The Benefits of Dynamic Stretching and Foam Rolling
Two key things that help you on both rest days and active recovery days are dynamic (moving) stretches and foam rolling.
Dynamic or active stretches are typically done pre-workout and may include butt kicks, walking lunges, shoulder circles, arm swings, shin taps. All movements should be completed with low intensity. The intention is to get you to break a sweat without venturing into “well now I’m completely drenched” territory. By the end of your warm-up, you should have plenty of energy to exert during working sets.
Foam rolling, also called self-myofascial release, is a form of self-massage that “helps release tension in muscle and connective tissue, among other benefits,” Thieme says.
Both activities can increase blood flow, range of motion, and improve athletic performance. Foam rolling has also been shown to reduce muscle soreness.
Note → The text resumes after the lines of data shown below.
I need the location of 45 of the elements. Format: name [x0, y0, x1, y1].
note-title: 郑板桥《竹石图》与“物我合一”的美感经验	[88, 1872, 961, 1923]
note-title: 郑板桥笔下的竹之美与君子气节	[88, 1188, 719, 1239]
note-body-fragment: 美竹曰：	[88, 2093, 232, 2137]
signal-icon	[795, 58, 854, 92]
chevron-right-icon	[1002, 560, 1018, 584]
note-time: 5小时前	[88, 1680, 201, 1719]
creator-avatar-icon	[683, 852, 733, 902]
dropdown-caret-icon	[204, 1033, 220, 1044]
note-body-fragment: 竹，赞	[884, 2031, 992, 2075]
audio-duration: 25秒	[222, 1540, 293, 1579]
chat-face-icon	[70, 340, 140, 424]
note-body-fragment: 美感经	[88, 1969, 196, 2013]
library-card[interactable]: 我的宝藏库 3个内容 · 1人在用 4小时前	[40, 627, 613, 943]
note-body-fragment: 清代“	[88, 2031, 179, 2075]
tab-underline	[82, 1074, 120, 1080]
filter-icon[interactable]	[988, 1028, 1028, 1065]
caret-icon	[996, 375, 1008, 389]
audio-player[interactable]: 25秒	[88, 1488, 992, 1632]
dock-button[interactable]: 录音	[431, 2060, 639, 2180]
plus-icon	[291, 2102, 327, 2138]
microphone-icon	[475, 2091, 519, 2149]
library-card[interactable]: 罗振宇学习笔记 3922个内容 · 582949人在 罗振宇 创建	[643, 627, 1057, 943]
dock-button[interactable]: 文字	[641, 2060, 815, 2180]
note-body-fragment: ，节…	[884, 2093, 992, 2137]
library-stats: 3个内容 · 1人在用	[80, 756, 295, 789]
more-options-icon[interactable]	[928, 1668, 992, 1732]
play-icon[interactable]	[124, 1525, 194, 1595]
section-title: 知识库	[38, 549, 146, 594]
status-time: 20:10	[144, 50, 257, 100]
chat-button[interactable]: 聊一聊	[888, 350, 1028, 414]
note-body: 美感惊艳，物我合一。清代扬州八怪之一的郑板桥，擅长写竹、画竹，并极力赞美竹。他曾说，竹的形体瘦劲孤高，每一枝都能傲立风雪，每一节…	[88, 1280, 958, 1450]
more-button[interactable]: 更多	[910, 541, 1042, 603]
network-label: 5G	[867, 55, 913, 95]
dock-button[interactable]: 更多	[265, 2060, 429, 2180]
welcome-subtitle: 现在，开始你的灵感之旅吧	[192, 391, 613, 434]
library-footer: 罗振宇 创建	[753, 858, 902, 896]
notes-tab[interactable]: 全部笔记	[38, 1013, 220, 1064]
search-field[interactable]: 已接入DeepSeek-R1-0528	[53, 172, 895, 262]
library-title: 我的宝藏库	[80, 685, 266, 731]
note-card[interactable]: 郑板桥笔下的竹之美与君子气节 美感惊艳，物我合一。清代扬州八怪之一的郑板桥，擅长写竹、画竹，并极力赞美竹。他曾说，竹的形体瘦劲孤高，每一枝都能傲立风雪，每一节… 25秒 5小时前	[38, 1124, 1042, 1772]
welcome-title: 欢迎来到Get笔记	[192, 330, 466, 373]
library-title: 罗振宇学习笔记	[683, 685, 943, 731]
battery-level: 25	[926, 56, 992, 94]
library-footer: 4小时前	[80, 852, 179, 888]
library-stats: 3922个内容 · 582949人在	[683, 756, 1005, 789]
A 2015 study published in the Journal of Athletic Training concluded that foam rolling produced a medium to large benefit for reducing the effects of delayed onset muscle soreness (DOMS) compared to subjects who did not roll.
Listen to Your Body to Determine Your Active Recovery Needs
Another factor that can impact recovery is your inability to keep your ego or competitive nature in check during rest days or active recovery workouts. “For many exercisers, keeping it dialed back — especially on active recovery days — can be a quite a challenge,” Thieme says. “For some athletes, that competitive instinct kicks in and suddenly the pace picks up.”
So, when your body’s begging for rest or recovery with stretching or gentler cross-training methods like the foam roller, respectfully provide it with what it needs to heal, rebuild and recharge.